David was leaning against her chest, both of them sprawled on the hardwood, and when he noticed this he jerked away. He cleared his throat loudly and said, “No idea. Think he’s safe to touch now?”
“Probably, but do it quickly,” Diana advised, pushing herself up to peek out the front windows. Her throat tightened with emotion but it never made it to the surface, and she studiously ignored the burning behind her eyes. “This place is either bugged or someone’s watching it. There is no other explanation for why Otis was fine one minute and dead the next.”
David rolled Otis’s corpse over with a grunt, and after some squishy-sounding searching he tapped Diana’s shoulder. She stood and examined the small, bloody device David held in his palm. “What is that? Some kind of microchip?”
“Not exactly,” David replied. “See this part on the back? That’s a transmitter, but it’s been modified to receive a bigger electrical signal than your typical tracking device. Someone killed Otis, and you were right—they did it because he talked to us.”
~***~
If there were something Scarlett Vaughn despised more than strapless tops and Junior Mints, it was shopping malls. And in her opinion, the Burlington Mall was one of the wor
st. There was nothing wrong with it—in fact it was full of bustling stores and extremely clean—but it was also kitty-corner to I-95 and Lahey Hospital, making it primo real estate for lost tourists and a breeding ground for all kinds of crazy germs. Between that and the design of the parking lots, driving by the place was enough to set Scarlett’s teeth on edge; being in it was a completely different animal.
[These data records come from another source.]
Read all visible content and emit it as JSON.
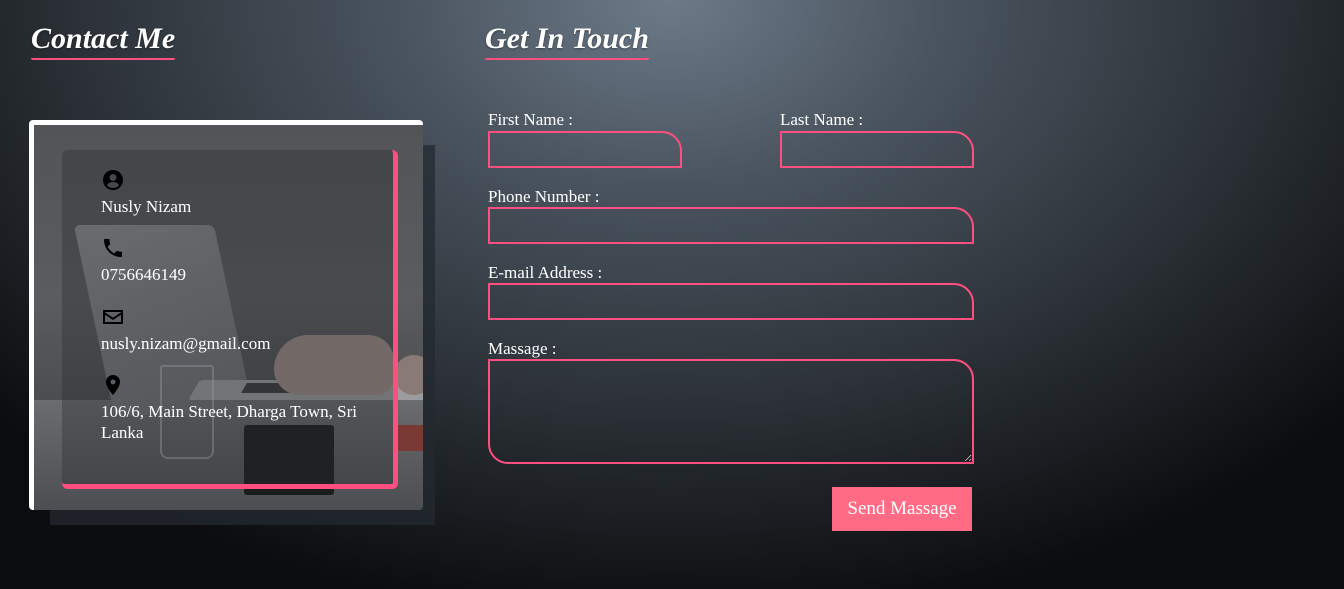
{
  "contact": {
    "heading": "Contact Me",
    "name": "Nusly Nizam",
    "phone": "0756646149",
    "email": "nusly.nizam@gmail.com",
    "address": "106/6, Main Street, Dharga Town, Sri Lanka",
    "icons": [
      "user-circle-icon",
      "phone-icon",
      "envelope-icon",
      "map-pin-icon"
    ]
  },
  "form": {
    "heading": "Get In Touch",
    "first_name_label": "First Name :",
    "last_name_label": "Last Name :",
    "phone_label": "Phone Number :",
    "email_label": "E-mail Address :",
    "message_label": "Massage :",
    "first_name_value": "",
    "last_name_value": "",
    "phone_value": "",
    "email_value": "",
    "message_value": "",
    "submit_label": "Send Massage"
  },
  "colors": {
    "accent": "#ff4f80",
    "button": "#ff6b84",
    "text": "#ffffff"
  }
}
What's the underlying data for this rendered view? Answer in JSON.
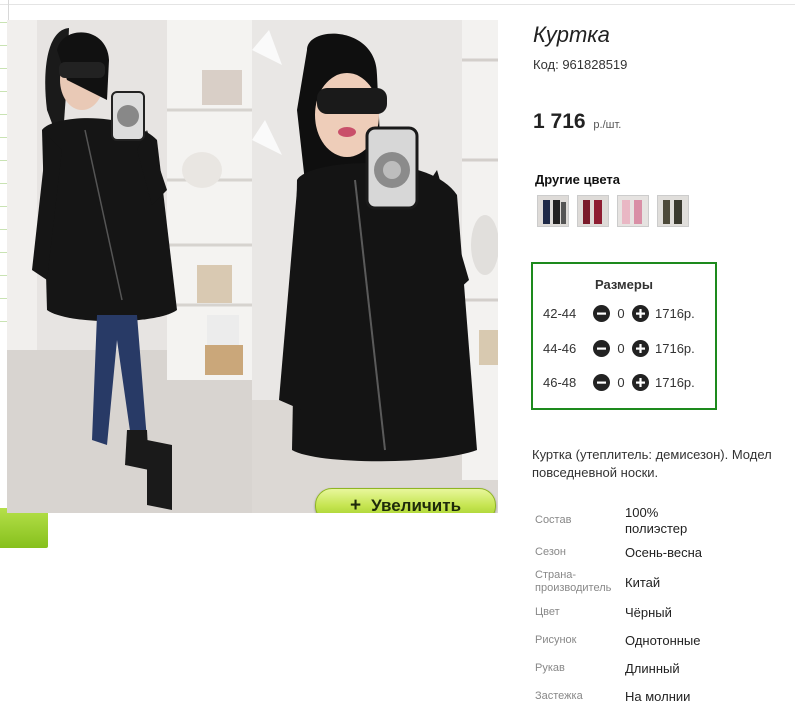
{
  "product": {
    "title": "Куртка",
    "code": "Код: 961828519",
    "price": "1 716",
    "price_unit": "р./шт.",
    "zoom_button": {
      "icon": "+",
      "label": "Увеличить"
    }
  },
  "other_colors": {
    "title": "Другие цвета",
    "swatches": [
      {
        "name": "navy-swatch",
        "color": "#1f2a48"
      },
      {
        "name": "burgundy-swatch",
        "color": "#7a1a2a"
      },
      {
        "name": "pink-swatch",
        "color": "#e9b7c4"
      },
      {
        "name": "khaki-swatch",
        "color": "#4d4a3a"
      }
    ]
  },
  "sizes": {
    "title": "Размеры",
    "rows": [
      {
        "size": "42-44",
        "qty": "0",
        "price": "1716р."
      },
      {
        "size": "44-46",
        "qty": "0",
        "price": "1716р."
      },
      {
        "size": "46-48",
        "qty": "0",
        "price": "1716р."
      }
    ]
  },
  "description": {
    "line1": "Куртка (утеплитель: демисезон). Модел",
    "line2": "повседневной носки."
  },
  "specs": [
    {
      "label": "Состав",
      "value_line1": "100%",
      "value_line2": "полиэстер"
    },
    {
      "label": "Сезон",
      "value_line1": "Осень-весна"
    },
    {
      "label_line1": "Страна-",
      "label_line2": "производитель",
      "value_line1": "Китай"
    },
    {
      "label": "Цвет",
      "value_line1": "Чёрный"
    },
    {
      "label": "Рисунок",
      "value_line1": "Однотонные"
    },
    {
      "label": "Рукав",
      "value_line1": "Длинный"
    },
    {
      "label": "Застежка",
      "value_line1": "На молнии"
    }
  ],
  "accent_colors": {
    "green_border": "#1d8a1d",
    "button_green": "#c6e552"
  }
}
Yet she sat in the too-white bridal section at Nordstrom on an overstuffed bench upholstered to look like a shaggy dog. She held her phone in one hand and a flute of champagne in the other, the latter which she hadn’t touched since she was technically on the clock with Melissa seated two chairs away. They were waiting for Caitlin to emerge in her newly-tailored wedding gown before Scarlett and Frogger—expert hacker, certified genius and a good friend of Wolfe’s—tried on their bridesmaids’ dresses.
Across from Scarlett sat Angela Wolfe and Maureen Sullivan, best friends for twenty-something years and the mothers of Scarlett’s partner and the bride-to-be. They were both in their fifties and at the low end of five feet tall, but that was where the similarities ended. Where Maureen was heavy Angela was light, and Angela’s flaming-red hair hung straight as a pin to her shoulders, while Maureen kept her dark curly hair—which all four of her children had inherited—in a stylish bob. Angela liked to wear ripped jeans and t-shirts, while Maureen was usually sporting some kind of New England Patriots merchandise and a colorful bag designed by Vera Bradley.
Scarlett opened her conversation thread with Wolfe (he was currently in her contacts as “Big Tuna” for no particular reason) and shot him a text: Pretty sure your mom and Mrs. S are taking bets on how long we’ll be here.
Wolfe’s response came almost instantly: Can’t see how waiting for Caitlin to try on her dress for the 8th time could be worse than following Christopher around while he knocks on doors.